At the center of the French Quarter lies Jackson Square, named after general Andrew Jackson, who commanded the victory at the Battle of New Orleans in 1814 (and later became our 7th president). At one end of the square stands the beautiful St. Louis Cathedral (you have probably seen pictures as it’s one of New Orleans’ most famous photo ops). What you may not know is that on the two sides of Jackson Square flanking the cathedral are the Pontalba buildings. They are matching 4-story red brick buildings (with that famous New Orleans wrought iron) that house both businesses and apartments. They were built in the 1840’s by the Baroness Micaela Almonester de Pontalba, then one of the wealthiest people in New Orleans.
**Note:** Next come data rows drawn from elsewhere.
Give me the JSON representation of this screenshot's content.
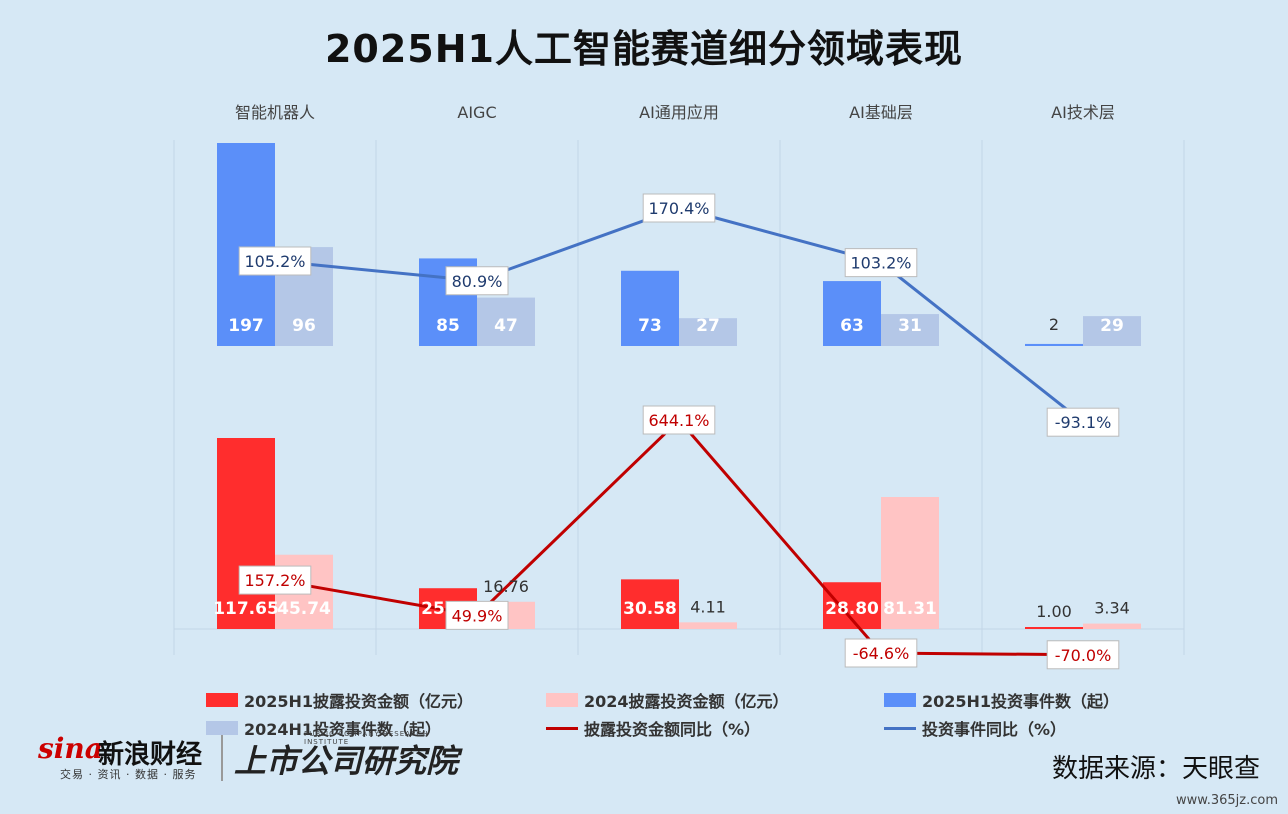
{
  "title": "2025H1人工智能赛道细分领域表现",
  "chart_data": {
    "type": "bar",
    "categories": [
      "智能机器人",
      "AIGC",
      "AI通用应用",
      "AI基础层",
      "AI技术层"
    ],
    "upper": {
      "series": [
        {
          "name": "2025H1投资事件数（起）",
          "values": [
            197,
            85,
            73,
            63,
            2
          ],
          "labels": [
            "197",
            "85",
            "73",
            "63",
            "2"
          ],
          "color": "#5b8ff9"
        },
        {
          "name": "2024H1投资事件数（起）",
          "values": [
            96,
            47,
            27,
            31,
            29
          ],
          "labels": [
            "96",
            "47",
            "27",
            "31",
            "29"
          ],
          "color": "#b4c7e7"
        }
      ],
      "line": {
        "name": "投资事件同比（%）",
        "values": [
          105.2,
          80.9,
          170.4,
          103.2,
          -93.1
        ],
        "labels": [
          "105.2%",
          "80.9%",
          "170.4%",
          "103.2%",
          "-93.1%"
        ],
        "color": "#4472c4"
      }
    },
    "lower": {
      "series": [
        {
          "name": "2025H1披露投资金额（亿元）",
          "values": [
            117.65,
            25.12,
            30.58,
            28.8,
            1.0
          ],
          "labels": [
            "117.65",
            "25.12",
            "30.58",
            "28.80",
            "1.00"
          ],
          "color": "#ff2d2d"
        },
        {
          "name": "2024披露投资金额（亿元）",
          "values": [
            45.74,
            16.76,
            4.11,
            81.31,
            3.34
          ],
          "labels": [
            "45.74",
            "16.76",
            "4.11",
            "81.31",
            "3.34"
          ],
          "color": "#ffc4c4"
        }
      ],
      "line": {
        "name": "披露投资金额同比（%）",
        "values": [
          157.2,
          49.9,
          644.1,
          -64.6,
          -70.0
        ],
        "labels": [
          "157.2%",
          "49.9%",
          "644.1%",
          "-64.6%",
          "-70.0%"
        ],
        "color": "#c00000"
      }
    },
    "legend_position": "bottom",
    "grid": false
  },
  "legend": [
    {
      "label": "2025H1披露投资金额（亿元）",
      "kind": "box",
      "color": "#ff2d2d"
    },
    {
      "label": "2024披露投资金额（亿元）",
      "kind": "box",
      "color": "#ffc4c4"
    },
    {
      "label": "2025H1投资事件数（起）",
      "kind": "box",
      "color": "#5b8ff9"
    },
    {
      "label": "2024H1投资事件数（起）",
      "kind": "box",
      "color": "#b4c7e7"
    },
    {
      "label": "披露投资金额同比（%）",
      "kind": "line",
      "color": "#c00000"
    },
    {
      "label": "投资事件同比（%）",
      "kind": "line",
      "color": "#4472c4"
    }
  ],
  "source": "数据来源：天眼查",
  "logos": {
    "sina_word": "sina",
    "sina_cn": "新浪财经",
    "sina_sub": "交易 · 资讯 · 数据 · 服务",
    "institute_cn": "上市公司研究院",
    "institute_en": "PUBLIC COMPANY RESEARCH INSTITUTE"
  },
  "watermark": "www.365jz.com"
}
Here’s where the legend kicks in. At the center of Jackson Square is a monument to general Andrew Jackson. It is a statue showing the general on his horse, tipping his hat. Legend has it that the Baroness, with her wealth and connections, persuaded the city to position the statue so that it faced one of her Pontalba buildings…the one in which she lived. She wanted to be able to see, when she awoke and drew back her curtains every day, the “Hero of New Orleans” doffing his hat to her. I can imagine that would be quite nice. While there is no actual proof of this fact, we do know that she did contribute quite a bit financially to the creation and placement of the monument. I believe it…because I like a good story. Oh, and I like the drink.Vieux Carre 3/4 oz Rye Whiskey 3/4 oz Cognac 3/4 oz Sweet Vermouth 1/4 oz Benedictine dash of Peychaud’s Bitters dash of Angostura Bitters Combine all ingredients in an ice filled mixing glass. Stir. Strain into an old fashioned glass with ice. Garnish with a lemon twist.